Dwa ptaki postanowiły wykorzystać zamieszanie i uciec na wolność. Ich klatki zostały uszkodzone, a one odfrunęły. Orzeł przedni i puchacz opuścili swoje partnerki, choć wydaje się, że towarzyszka orła chciała ruszyć za nim. - Była już poza wolierą, ale udało się ją odłowić – mówi Maszczyk.
Drapieżnik zgłodniał
Okazało się jednak, że przynajmniej jeden z uciekinierów nie odleciał daleko.
- Spacerowicz powiadomił nas, że zauważył puchacza na polanie w Lesie Wolskim – tłumaczy Teresa Grega, zastępca dyrektora ds. hodowlanych. Pracownicy ogrodu pojechali na miejsce i odłowili ptaka. Puchacz trafił już do swojej naprawionej woliery. Jak podkreśla rozmówczyni portalu tvn24.pl, ptak czuje się dobrze.
Dlaczego drapieżnik, który mógł w tym czasie odlecieć bardzo daleko, pozostał w pobliżu ogrodu? Jak żartuje Teresa Grega, "na to pytanie może odpowiedzieć tylko puchacz".
- Ptak nie był przystosowany do samodzielnego zdobywania pożywienia, więc kiedy zgłodniał, wrócił w miejsce, w którym zawsze był karmiony – domyśla się dyrektorka.
Orła dalej szukają
Nadal trwają poszukiwania orła przedniego, który uciekł razem z puchaczem.
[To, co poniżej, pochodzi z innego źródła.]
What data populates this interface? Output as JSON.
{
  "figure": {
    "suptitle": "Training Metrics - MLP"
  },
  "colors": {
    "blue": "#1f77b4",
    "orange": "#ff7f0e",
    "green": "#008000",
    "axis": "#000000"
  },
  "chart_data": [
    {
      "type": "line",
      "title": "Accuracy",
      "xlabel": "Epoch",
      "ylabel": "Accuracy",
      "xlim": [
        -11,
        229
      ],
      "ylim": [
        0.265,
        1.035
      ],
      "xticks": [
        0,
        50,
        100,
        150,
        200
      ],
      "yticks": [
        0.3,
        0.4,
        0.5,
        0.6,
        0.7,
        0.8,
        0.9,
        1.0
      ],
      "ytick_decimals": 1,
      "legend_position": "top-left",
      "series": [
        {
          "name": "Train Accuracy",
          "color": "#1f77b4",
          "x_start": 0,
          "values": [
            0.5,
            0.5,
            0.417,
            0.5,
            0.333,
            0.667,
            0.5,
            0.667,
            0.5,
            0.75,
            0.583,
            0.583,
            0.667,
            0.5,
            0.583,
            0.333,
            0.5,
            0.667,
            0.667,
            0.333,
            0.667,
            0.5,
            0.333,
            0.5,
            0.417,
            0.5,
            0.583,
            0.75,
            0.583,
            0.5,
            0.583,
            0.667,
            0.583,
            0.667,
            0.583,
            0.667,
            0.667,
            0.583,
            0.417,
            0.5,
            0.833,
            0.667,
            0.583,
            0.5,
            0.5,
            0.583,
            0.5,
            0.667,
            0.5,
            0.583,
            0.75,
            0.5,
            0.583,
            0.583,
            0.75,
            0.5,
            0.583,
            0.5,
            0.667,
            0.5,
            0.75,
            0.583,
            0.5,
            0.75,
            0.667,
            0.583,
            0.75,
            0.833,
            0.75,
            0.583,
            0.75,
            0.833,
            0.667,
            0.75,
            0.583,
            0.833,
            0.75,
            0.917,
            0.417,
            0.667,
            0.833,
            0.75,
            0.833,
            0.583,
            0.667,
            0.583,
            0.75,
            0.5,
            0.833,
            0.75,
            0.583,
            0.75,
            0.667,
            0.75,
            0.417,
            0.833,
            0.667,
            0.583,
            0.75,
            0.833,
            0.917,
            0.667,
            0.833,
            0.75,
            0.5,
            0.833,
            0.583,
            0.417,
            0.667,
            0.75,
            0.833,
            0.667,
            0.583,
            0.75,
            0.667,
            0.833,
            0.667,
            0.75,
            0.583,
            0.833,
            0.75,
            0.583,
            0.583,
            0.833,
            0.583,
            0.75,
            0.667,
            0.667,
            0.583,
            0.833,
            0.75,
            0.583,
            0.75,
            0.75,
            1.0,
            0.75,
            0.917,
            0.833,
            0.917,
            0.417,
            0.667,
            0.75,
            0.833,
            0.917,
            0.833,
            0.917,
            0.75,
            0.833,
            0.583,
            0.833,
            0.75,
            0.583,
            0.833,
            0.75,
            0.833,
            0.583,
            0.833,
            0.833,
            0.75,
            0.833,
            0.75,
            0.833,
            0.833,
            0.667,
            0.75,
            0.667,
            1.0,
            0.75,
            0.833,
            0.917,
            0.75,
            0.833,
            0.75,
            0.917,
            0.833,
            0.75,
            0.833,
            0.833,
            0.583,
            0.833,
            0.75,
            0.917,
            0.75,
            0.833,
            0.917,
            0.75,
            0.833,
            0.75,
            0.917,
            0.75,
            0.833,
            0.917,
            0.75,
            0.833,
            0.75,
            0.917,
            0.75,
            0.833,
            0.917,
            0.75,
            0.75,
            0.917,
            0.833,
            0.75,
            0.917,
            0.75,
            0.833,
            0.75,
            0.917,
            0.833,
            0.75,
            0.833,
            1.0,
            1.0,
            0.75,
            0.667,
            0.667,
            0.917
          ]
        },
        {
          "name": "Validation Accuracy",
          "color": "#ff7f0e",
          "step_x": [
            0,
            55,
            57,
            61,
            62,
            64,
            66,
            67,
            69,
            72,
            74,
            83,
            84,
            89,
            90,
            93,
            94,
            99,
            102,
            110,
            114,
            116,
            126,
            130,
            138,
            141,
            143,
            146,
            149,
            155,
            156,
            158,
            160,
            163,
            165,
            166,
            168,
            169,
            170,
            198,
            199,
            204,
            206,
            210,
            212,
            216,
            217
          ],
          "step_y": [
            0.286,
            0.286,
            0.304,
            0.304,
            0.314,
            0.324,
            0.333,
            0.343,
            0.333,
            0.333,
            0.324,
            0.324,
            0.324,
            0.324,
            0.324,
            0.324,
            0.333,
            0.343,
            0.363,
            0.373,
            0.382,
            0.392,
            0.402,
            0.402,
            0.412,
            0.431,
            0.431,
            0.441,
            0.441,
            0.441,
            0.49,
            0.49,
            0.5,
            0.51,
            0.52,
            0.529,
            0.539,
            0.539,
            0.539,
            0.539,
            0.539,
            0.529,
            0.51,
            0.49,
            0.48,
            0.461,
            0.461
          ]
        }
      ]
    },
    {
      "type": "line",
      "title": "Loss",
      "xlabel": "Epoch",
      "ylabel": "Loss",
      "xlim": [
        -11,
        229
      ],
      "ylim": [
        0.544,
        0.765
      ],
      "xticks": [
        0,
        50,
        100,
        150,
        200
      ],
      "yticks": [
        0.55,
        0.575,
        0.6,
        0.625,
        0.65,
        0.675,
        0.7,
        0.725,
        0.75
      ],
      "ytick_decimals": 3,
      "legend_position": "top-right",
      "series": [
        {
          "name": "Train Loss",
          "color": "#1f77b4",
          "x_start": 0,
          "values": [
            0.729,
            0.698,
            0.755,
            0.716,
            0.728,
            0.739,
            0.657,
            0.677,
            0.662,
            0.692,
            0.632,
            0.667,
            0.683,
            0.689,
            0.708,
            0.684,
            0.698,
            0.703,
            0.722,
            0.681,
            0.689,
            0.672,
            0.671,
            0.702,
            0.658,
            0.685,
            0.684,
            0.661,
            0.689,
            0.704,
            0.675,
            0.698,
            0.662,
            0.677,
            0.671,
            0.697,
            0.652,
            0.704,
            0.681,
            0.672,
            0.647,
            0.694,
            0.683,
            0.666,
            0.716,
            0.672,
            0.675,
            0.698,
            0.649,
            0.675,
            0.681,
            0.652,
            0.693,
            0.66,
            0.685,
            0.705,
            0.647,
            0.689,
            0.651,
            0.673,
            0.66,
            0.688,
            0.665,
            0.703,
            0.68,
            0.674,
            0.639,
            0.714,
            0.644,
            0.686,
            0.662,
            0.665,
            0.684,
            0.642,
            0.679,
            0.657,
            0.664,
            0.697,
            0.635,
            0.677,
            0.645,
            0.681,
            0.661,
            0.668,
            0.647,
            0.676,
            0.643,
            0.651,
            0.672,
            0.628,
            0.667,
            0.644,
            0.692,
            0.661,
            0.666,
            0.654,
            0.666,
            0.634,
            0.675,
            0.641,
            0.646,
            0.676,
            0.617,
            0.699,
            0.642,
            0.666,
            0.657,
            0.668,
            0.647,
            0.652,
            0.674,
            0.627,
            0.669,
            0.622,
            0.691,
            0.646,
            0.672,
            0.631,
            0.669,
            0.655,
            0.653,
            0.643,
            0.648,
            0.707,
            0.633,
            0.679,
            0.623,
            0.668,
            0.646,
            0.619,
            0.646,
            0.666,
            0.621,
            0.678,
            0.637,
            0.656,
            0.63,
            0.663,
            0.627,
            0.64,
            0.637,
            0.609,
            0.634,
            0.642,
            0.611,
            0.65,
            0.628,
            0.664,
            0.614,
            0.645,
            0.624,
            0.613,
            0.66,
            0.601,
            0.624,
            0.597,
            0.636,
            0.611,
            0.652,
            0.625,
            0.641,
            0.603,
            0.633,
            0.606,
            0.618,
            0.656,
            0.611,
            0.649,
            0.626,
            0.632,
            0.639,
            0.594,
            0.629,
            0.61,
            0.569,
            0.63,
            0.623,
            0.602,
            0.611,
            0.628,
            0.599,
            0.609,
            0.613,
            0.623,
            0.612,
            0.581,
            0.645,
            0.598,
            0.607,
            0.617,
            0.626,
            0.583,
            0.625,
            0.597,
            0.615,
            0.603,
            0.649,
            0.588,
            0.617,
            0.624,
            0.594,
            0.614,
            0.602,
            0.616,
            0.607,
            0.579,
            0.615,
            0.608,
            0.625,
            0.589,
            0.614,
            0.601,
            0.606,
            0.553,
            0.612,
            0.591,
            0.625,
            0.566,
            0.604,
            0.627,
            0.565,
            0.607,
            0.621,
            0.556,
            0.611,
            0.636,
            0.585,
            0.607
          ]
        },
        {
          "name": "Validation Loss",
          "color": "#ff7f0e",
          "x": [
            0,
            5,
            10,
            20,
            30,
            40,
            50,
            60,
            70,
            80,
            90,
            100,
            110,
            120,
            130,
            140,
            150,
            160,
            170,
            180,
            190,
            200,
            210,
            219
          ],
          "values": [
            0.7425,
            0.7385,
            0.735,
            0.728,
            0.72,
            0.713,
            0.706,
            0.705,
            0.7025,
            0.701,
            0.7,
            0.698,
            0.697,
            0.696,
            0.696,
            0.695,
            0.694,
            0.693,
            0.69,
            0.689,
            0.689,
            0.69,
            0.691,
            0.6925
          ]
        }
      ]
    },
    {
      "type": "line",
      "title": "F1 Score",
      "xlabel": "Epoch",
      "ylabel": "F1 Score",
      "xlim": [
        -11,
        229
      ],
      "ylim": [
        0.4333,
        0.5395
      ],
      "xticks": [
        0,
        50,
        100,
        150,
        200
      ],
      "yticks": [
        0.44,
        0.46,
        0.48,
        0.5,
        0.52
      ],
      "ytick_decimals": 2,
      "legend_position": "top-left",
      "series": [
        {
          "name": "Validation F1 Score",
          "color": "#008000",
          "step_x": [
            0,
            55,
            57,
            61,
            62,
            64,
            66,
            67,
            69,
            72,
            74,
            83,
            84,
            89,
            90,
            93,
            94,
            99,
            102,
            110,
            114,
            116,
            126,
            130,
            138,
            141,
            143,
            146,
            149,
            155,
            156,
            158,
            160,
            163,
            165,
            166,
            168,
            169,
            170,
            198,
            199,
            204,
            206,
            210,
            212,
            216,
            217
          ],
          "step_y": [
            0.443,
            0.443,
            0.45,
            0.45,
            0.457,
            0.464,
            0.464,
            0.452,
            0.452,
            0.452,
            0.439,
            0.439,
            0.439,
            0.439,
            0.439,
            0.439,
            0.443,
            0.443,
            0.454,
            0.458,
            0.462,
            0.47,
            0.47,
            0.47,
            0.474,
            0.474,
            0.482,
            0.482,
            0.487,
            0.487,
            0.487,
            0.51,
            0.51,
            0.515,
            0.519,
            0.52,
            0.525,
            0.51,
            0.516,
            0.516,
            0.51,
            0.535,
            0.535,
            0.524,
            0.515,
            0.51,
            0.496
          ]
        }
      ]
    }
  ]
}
- Cały czas dostajemy informacje, że orzeł był gdzieś widziany. W miarę możliwości je sprawdzamy i mamy nadzieje, że ten ptak również się znajdzie – tłumaczy Grega. Orzeł, podobnie jak puszczyk, nie jest przyzwyczajony do radzenia sobie na wolności. Zawsze tez znajdował się pod opieką weterynarza.